Work Function of Metal Back Contact Surface Alloy Molybdenum (Mo) With Tungsten (W) For Copper Indium Gallium Selenide (Cigs) Thin Film Solar Cell: Simulation Using Scaps-1d And Density Functional Theory (Dft) Using Winmostar Quantum Espresso

Abstract

The rapid growth in today’s electronic technology and usage leads to a high demand of electrical power consumptions. Researchers around the globe are continuing finding for renewable sources of energy to meet the increasing demands of energy. This is because the high fossil fuel and carbon consumptions contribute greatly on the emissions of carbon dioxide (CO2) and other greenhouse gases which have become the primary contributor of global climate change. Global temperatures have risen sharply over the last few decades and the atmospheric concentrations of CO2 continue to rise while the global emissions have not yet peaked [1]. Research and development of CIGS solar cells was started in 1980s as one of the various renewable sources of energy. CIGS thin film solar cells efficiency remains become an interesting topic among the researchers. University of Maine achieved 5.8% CIGS thin film solar cells efficiency in 1976. The efficiency has significantly improved since then to 23.6% in 2023 by Evolar/UU [3]. This study aims to improve the efficiency by focusing on the metal back contact of the CIGS thin film solar cells. The simulations were conducted using SCAPS-1D and Winmostar Quantum Espresso for quantum chemical, molecular dynamics and first-principles calculations simulation tools. Back contact layer of CIGS solar cell acts as an optical reflector to reflect light back to the absorber layer.
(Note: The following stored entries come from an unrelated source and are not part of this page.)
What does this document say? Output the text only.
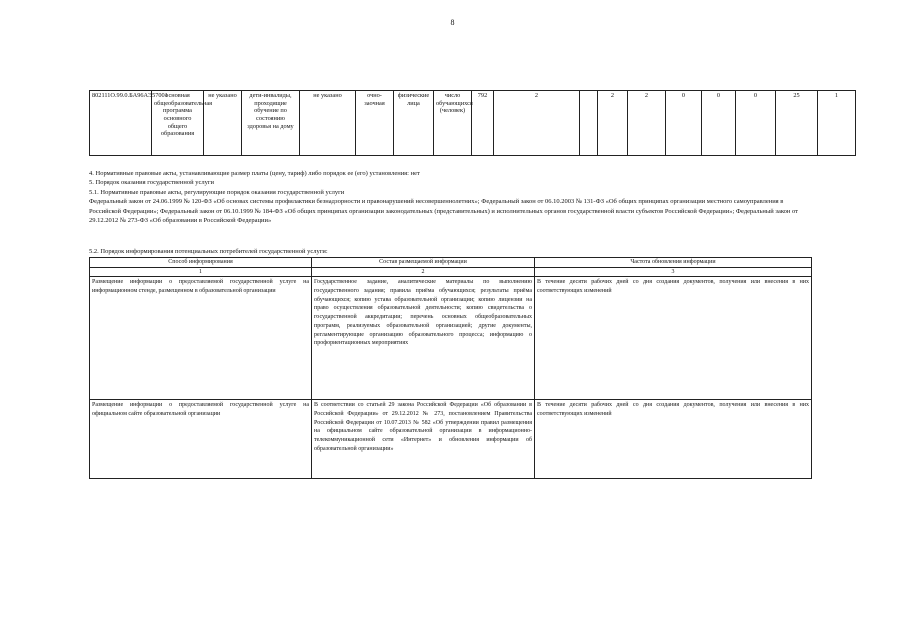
8
802111О.99.0.БА96АЭ57001	основная общеобразовательная программа основного общего образования	не указано	дети-инвалиды, проходящие обучение по состоянию здоровья на дому	не указано	очно-заочная	физические лица	число обучающихся (человек)	792	2		2	2	0	0	0	25	1
4. Нормативные правовые акты, устанавливающие размер платы (цену, тариф) либо порядок ее (его) установления: нет
5. Порядок оказания государственной услуги
5.1. Нормативные правовые акты, регулирующие порядок оказания государственной услуги
Федеральный закон от 24.06.1999 № 120-ФЗ «Об основах системы профилактики безнадзорности и правонарушений несовершеннолетних»; Федеральный закон от 06.10.2003 № 131-ФЗ «Об общих принципах организации местного самоуправления в Российской Федерации»; Федеральный закон от 06.10.1999 № 184-ФЗ «Об общих принципах организации законодательных (представительных) и исполнительных органов государственной власти субъектов Российской Федерации»; Федеральный закон от 29.12.2012 № 273-ФЗ «Об образовании в Российской Федерации»
5.2. Порядок информирования потенциальных потребителей государственной услуги:
Способ информирования	Состав размещаемой информации	Частота обновления информации
1	2	3
Размещение информации о предоставляемой государственной услуге на информационном стенде, размещенном в образовательной организации	Государственное задание, аналитические материалы по выполнению государственного задания; правила приёма обучающихся; результаты приёма обучающихся; копию устава образовательной организации; копию лицензии на право осуществления образовательной деятельности; копию свидетельства о государственной аккредитации; перечень основных общеобразовательных программ, реализуемых образовательной организацией; другие документы, регламентирующие организацию образовательного процесса; информацию о профориентационных мероприятиях	В течение десяти рабочих дней со дня создания документов, получения или внесения в них соответствующих изменений
Размещение информации о предоставляемой государственной услуге на официальном сайте образовательной организации	В соответствии со статьей 29 закона Российской Федерации «Об образовании в Российской Федерации» от 29.12.2012 № 273, постановлением Правительства Российской Федерации от 10.07.2013 № 582 «Об утверждении правил размещения на официальном сайте образовательной организации в информационно-телекоммуникационной сети «Интернет» и обновления информации об образовательной организации»	В течение десяти рабочих дней со дня создания документов, получения или внесения в них соответствующих изменений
Molybdenum (Mo) is commonly used as the back contact because it forms low resistivity ohmic contact to CIGS absorber layer and has high conductivity. Furthermore, its conductivity does not degrade during deposition of CIGS at high substrate temperature, and it does not react strongly, chemically, with CIGS absorber layer. However, work function property of Mo is within the range of 4.36 eV to 4.95 eV. There is a need to increase the work function property of the back contact to improve carrier collection near the back contact. The findings from the study offers a critical insight into factors that could further improve the CIGS solar cells efficiency.